Thank God, whoever was shuffling by didn’t need any brooms.
“This is kind of like high school,” Wara said when everything was silent again and Alejo’s hand moved around to her waist. “You know, kissing a boy under the bleachers? Or wherever you did that in high school in Bolivia. I don’t know if you guys had bleachers. Except this is way cooler, because we’re in Timbuktu. In a mosque. Hiding in a closet!” She felt her eyes burning, a half-inch from Alejo’s hazel eyes. “Oh, and you are the hottest boy I’ve ever kissed. That guy from under the bleachers in Bozeman turned out to be kind of a nerd.”
“Shut up,” Alejo rumbled into her ear. White teeth flashed at her in the darkness. “I think you should just stop talking now.”
More kissing went on. Wara figured if the rest of the team was worried about them, someone would call.
“When we’re done here,” Alejo said into her ear after a while, “in Timbuktu, how do you feel about finding something else to do. With me. We could start a business together, live wherever we want to.”

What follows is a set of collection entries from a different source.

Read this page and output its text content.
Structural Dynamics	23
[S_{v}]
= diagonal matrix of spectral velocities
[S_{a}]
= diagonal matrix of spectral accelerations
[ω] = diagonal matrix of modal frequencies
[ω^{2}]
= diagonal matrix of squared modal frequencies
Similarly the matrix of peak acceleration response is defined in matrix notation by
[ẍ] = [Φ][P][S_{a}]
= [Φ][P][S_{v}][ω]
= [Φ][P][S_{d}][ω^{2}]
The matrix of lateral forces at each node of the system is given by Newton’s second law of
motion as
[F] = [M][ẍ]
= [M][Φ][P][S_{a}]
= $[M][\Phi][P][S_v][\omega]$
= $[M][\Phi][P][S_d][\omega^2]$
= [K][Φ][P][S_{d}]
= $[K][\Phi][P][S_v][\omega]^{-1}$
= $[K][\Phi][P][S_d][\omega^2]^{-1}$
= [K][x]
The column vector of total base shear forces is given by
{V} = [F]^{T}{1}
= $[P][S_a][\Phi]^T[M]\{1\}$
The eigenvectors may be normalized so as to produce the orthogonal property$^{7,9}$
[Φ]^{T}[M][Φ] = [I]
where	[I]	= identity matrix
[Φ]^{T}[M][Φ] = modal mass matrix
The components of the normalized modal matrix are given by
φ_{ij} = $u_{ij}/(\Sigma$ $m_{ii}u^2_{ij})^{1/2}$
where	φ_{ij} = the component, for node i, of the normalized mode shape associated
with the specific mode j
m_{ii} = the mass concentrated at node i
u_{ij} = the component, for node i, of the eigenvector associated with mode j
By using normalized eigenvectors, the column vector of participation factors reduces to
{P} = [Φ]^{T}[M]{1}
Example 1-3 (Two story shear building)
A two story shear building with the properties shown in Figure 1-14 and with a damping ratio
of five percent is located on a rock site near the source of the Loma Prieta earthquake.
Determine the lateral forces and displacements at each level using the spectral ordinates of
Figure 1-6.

“Like, run away together?” She was saying stupid stuff. Because was Alejo really trying to say what she thought?
“No, I mean I want to marry you.” It came out so fast Wara was blown away. For a second, even Alejo stopped breathing. Maybe he hadn’t even meant to say that. “I want to be with you forever,” he added quietly. “I know in the States I’m supposed to have a ring and ask you nicely.” He tilted her chin up to look into his eyes and Alejo was smiling. Really nervous. A pearl of sweat dripped past one eye and down his temple. “I never was good with women. I have no ring and I’m asking you to marry me in a closet in Africa.”